Is there a big difference in principle? According to the accounts linked to in earlier posts in the Early Digital thread, the playback was good enough for the classical labels to audition the recordings and adopt digital as their new medium (rather than direct-to-disc or tape), and it does seem that people could even tell it was good after transfer to LP (i.e. played back to the cutting machine).Perhaps it shows is that the main problems with digital were/are with the playback side rather than the recording side?
Well, some facts:
"Digital" is a sampled, quantized ANALOG of a continuous-time, continuous level signal.
"Analog" is a magnetically stored, continuous time, continuous level ANALOG of the original continuous-time, continuous-level signal.
With digital, you take all the hit up front, and copies are free from further degradation as long as hardware isn't broken.
With analog, every play and every copy must be worse. Physics requires it.
In practice, analog storage has quite a bit more noise, practically speaking narrower bandwidth, and lots of distortion. Some of that distortion sounds good.
The proof, though, is in the pudding. You can make a digital copy of an LP that sounds like the LP. You can not make an LP copy of a digital signal that sounds digital. That's a clear result as far as "accuracy".
Now, why don't they put the euphonic distortions into digital (rather than the hypercompressed crap they put out now days)?
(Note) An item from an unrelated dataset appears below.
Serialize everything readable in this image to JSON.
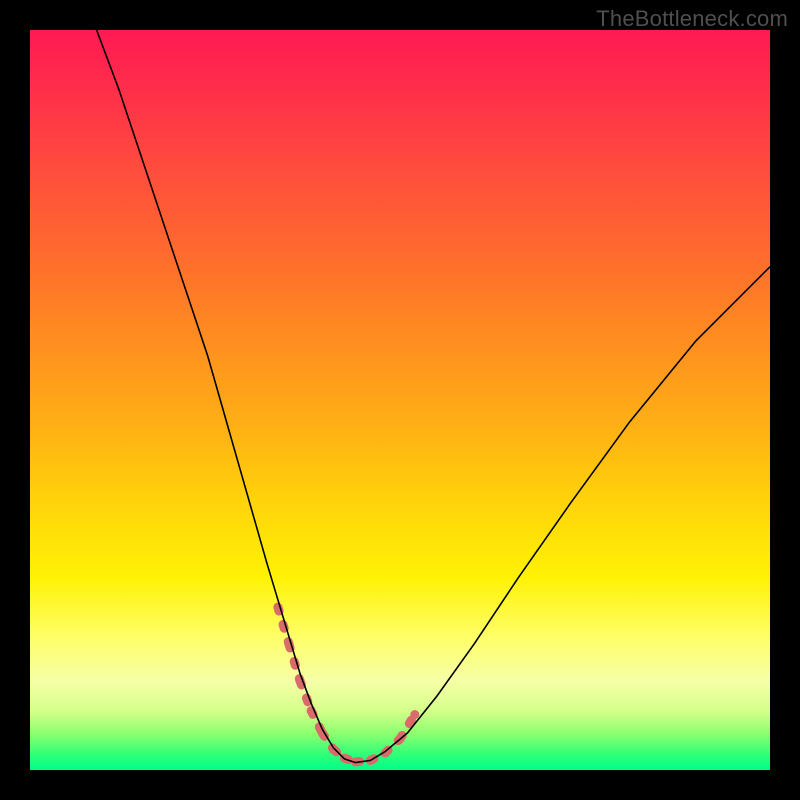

Good question.
ETA: I'd almost go as far as saying that an ADVANTAGE of analog is that you can't brickwall the level like you can with digital. Yeah, that's a "flaw" in analog recording, but it prevents the worst kinds of abuse, too.
I'll take neither, thanks. I don't find the distortions of tape, and particularly vinyl, to be "euphonic. I even prefer moderately compressed digital to those distortions. YMMV.
Tim
Well, some facts:
The proof, though, is in the pudding. You can make a digital copy of an LP that sounds like the LP. You can not make an LP copy of a digital signal that sounds digital. That's a clear result as far as "accuracy".
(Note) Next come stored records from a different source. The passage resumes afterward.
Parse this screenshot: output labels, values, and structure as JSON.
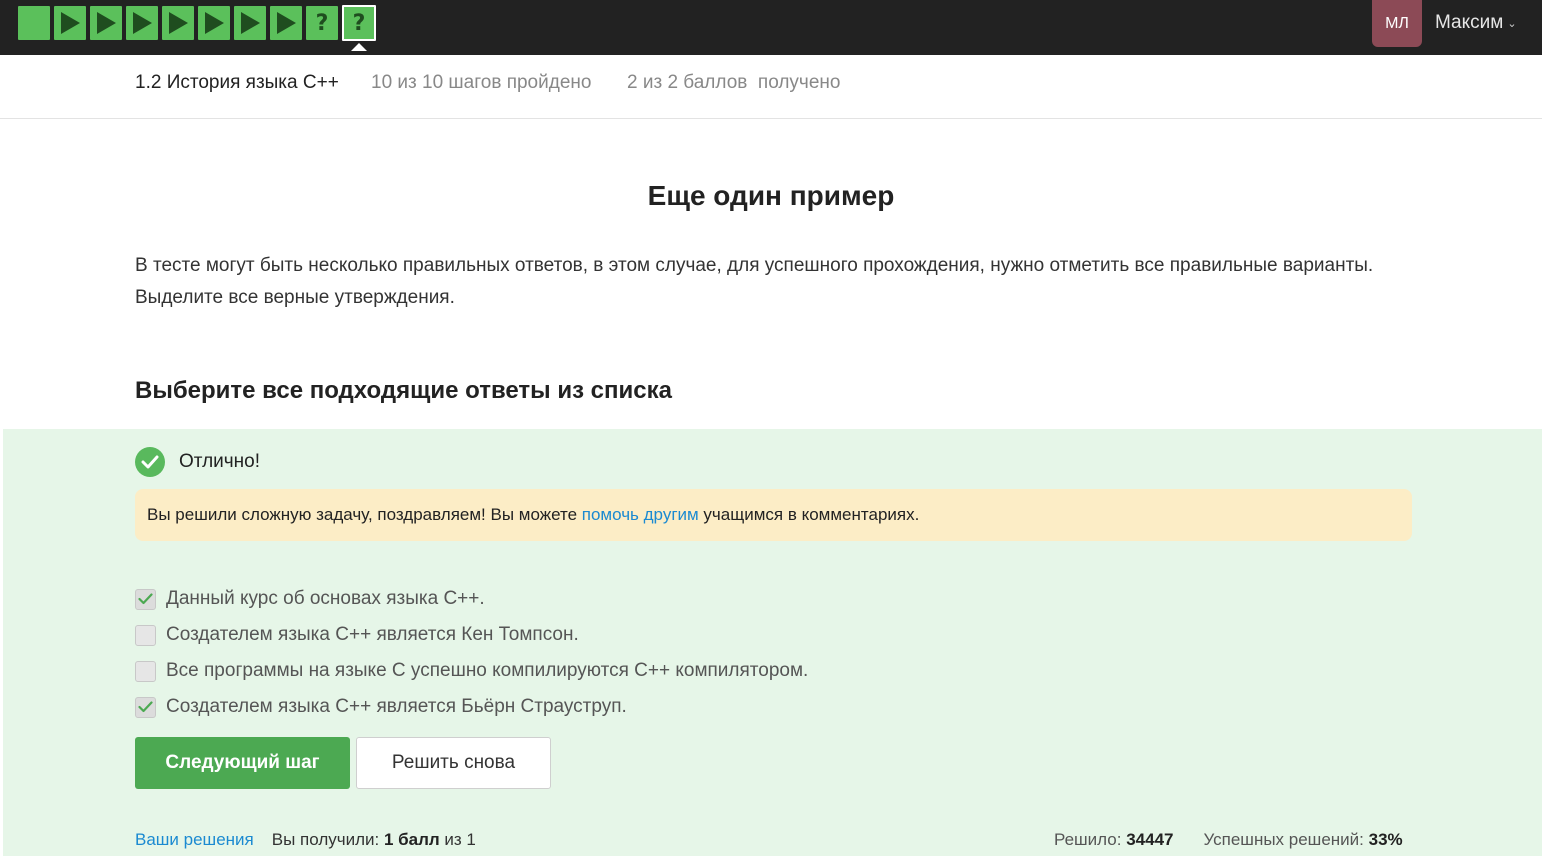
{
  "topbar": {
    "steps": [
      {
        "type": "text",
        "state": "done"
      },
      {
        "type": "video",
        "state": "done"
      },
      {
        "type": "video",
        "state": "done"
      },
      {
        "type": "video",
        "state": "done"
      },
      {
        "type": "video",
        "state": "done"
      },
      {
        "type": "video",
        "state": "done"
      },
      {
        "type": "video",
        "state": "done"
      },
      {
        "type": "video",
        "state": "done"
      },
      {
        "type": "quiz",
        "state": "done",
        "glyph": "?"
      },
      {
        "type": "quiz",
        "state": "current",
        "glyph": "?"
      }
    ],
    "avatar_initials": "МЛ",
    "avatar_color": "#8c4a56",
    "username": "Максим"
  },
  "lesson": {
    "title": "1.2 История языка C++",
    "steps_progress": "10 из 10 шагов пройдено",
    "score_progress": "2 из 2 баллов  получено"
  },
  "content": {
    "title": "Еще один пример",
    "lead": "В тесте могут быть несколько правильных ответов, в этом случае, для успешного прохождения, нужно отметить все правильные варианты. Выделите все верные утверждения.",
    "question": "Выберите все подходящие ответы из списка"
  },
  "feedback": {
    "status": "Отлично!",
    "hint_before": "Вы решили сложную задачу, поздравляем! Вы можете ",
    "hint_link": "помочь другим",
    "hint_after": " учащимся в комментариях."
  },
  "options": [
    {
      "label": "Данный курс об основах языка C++.",
      "checked": true
    },
    {
      "label": "Создателем языка C++ является Кен Томпсон.",
      "checked": false
    },
    {
      "label": "Все программы на языке С успешно компилируются С++ компилятором.",
      "checked": false
    },
    {
      "label": "Создателем языка C++ является Бьёрн Страуструп.",
      "checked": true
    }
  ],
  "buttons": {
    "next": "Следующий шаг",
    "retry": "Решить снова"
  },
  "footer": {
    "solutions_link": "Ваши решения",
    "you_got_label": "Вы получили: ",
    "you_got_value": "1 балл",
    "you_got_suffix": " из 1",
    "solved_label": "Решило: ",
    "solved_value": "34447",
    "success_label": "Успешных решений: ",
    "success_value": "33%"
  },
  "colors": {
    "topbar": "#222222",
    "step_green": "#5bc05b",
    "feedback_bg": "#e6f6e8",
    "hint_bg": "#fcedc6",
    "link": "#1b8ad1",
    "primary_button": "#4ca952"
  }
}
My point is that some LPs that were sourced from digital definitely retain the digital sound.
(...) The proof, though, is in the pudding. You can make a digital copy of an LP that sounds like the LP. (...)
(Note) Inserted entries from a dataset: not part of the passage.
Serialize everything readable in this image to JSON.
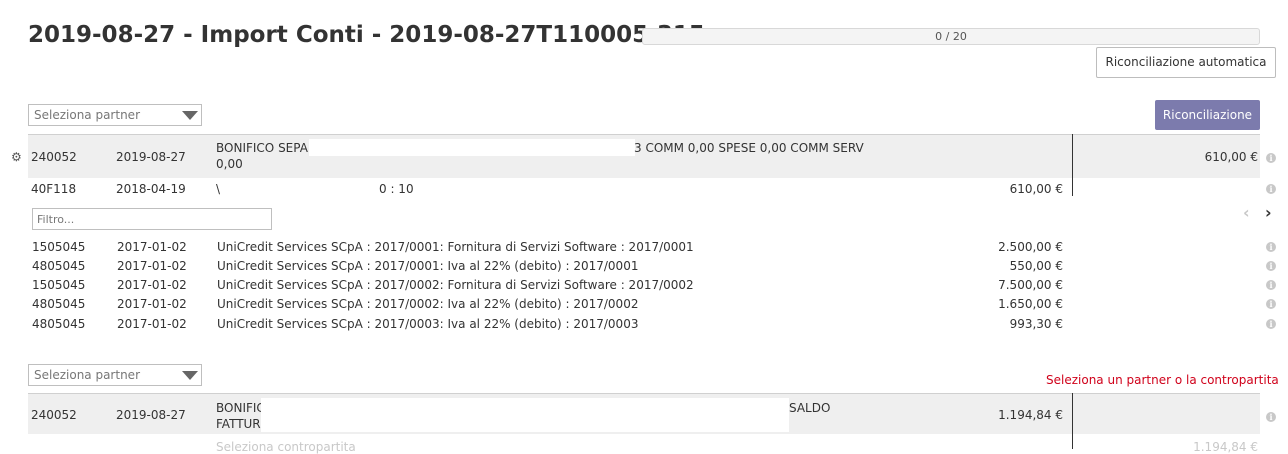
{
  "header": {
    "title": "2019-08-27 - Import Conti - 2019-08-27T110005.315",
    "progress_text": "0 / 20",
    "progress_fraction": 0,
    "auto_reconcile_label": "Riconciliazione automatica"
  },
  "line1": {
    "partner_placeholder": "Seleziona partner",
    "reconcile_label": "Riconciliazione",
    "statement": {
      "account": "240052",
      "date": "2019-08-27",
      "desc_a": "BONIFICO SEPA",
      "desc_b": "3 COMM 0,00 SPESE 0,00 COMM SERV",
      "desc_c": "0,00",
      "amount": "610,00 €"
    },
    "proposed": {
      "account": "40F118",
      "date": "2018-04-19",
      "desc_a": "\\",
      "desc_b": "0 : 10",
      "amount": "610,00 €"
    },
    "filter_placeholder": "Filtro...",
    "pager": {
      "prev": "‹",
      "next": "›"
    },
    "moves": [
      {
        "account": "1505045",
        "date": "2017-01-02",
        "desc": "UniCredit Services SCpA : 2017/0001: Fornitura di Servizi Software : 2017/0001",
        "amount": "2.500,00 €"
      },
      {
        "account": "4805045",
        "date": "2017-01-02",
        "desc": "UniCredit Services SCpA : 2017/0001: Iva al 22% (debito) : 2017/0001",
        "amount": "550,00 €"
      },
      {
        "account": "1505045",
        "date": "2017-01-02",
        "desc": "UniCredit Services SCpA : 2017/0002: Fornitura di Servizi Software : 2017/0002",
        "amount": "7.500,00 €"
      },
      {
        "account": "4805045",
        "date": "2017-01-02",
        "desc": "UniCredit Services SCpA : 2017/0002: Iva al 22% (debito) : 2017/0002",
        "amount": "1.650,00 €"
      },
      {
        "account": "4805045",
        "date": "2017-01-02",
        "desc": "UniCredit Services SCpA : 2017/0003: Iva al 22% (debito) : 2017/0003",
        "amount": "993,30 €"
      }
    ]
  },
  "line2": {
    "partner_placeholder": "Seleziona partner",
    "warning": "Seleziona un partner o la contropartita",
    "statement": {
      "account": "240052",
      "date": "2019-08-27",
      "desc_a": "BONIFIC",
      "desc_b": "SALDO",
      "desc_c": "FATTUR",
      "amount": "1.194,84 €"
    },
    "counterpart_placeholder": "Seleziona contropartita",
    "counterpart_amount": "1.194,84 €"
  },
  "icons": {
    "info": "info-icon",
    "gear": "gear-icon",
    "chevron_left": "chevron-left-icon",
    "chevron_right": "chevron-right-icon",
    "caret": "caret-down-icon"
  }
}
I would be very happy if some one could provide me with copies of a few LPs I own that could prove it. I suggest a few titles : The King James Version [Sheffield Lab Direct Disc ], or the DG Rigoletto conducted by Giulini and sang by Placido Domingo. The digital versions of most of the LPs I enjoy are all really disappointing compared with the LPs - I find difficult to believe that it is just incompetence of the people who did the transcriptions.
mep,
I assume we're discussing LPs cut from a digital recording, as distinct from LPs cut from an analogue tape recording.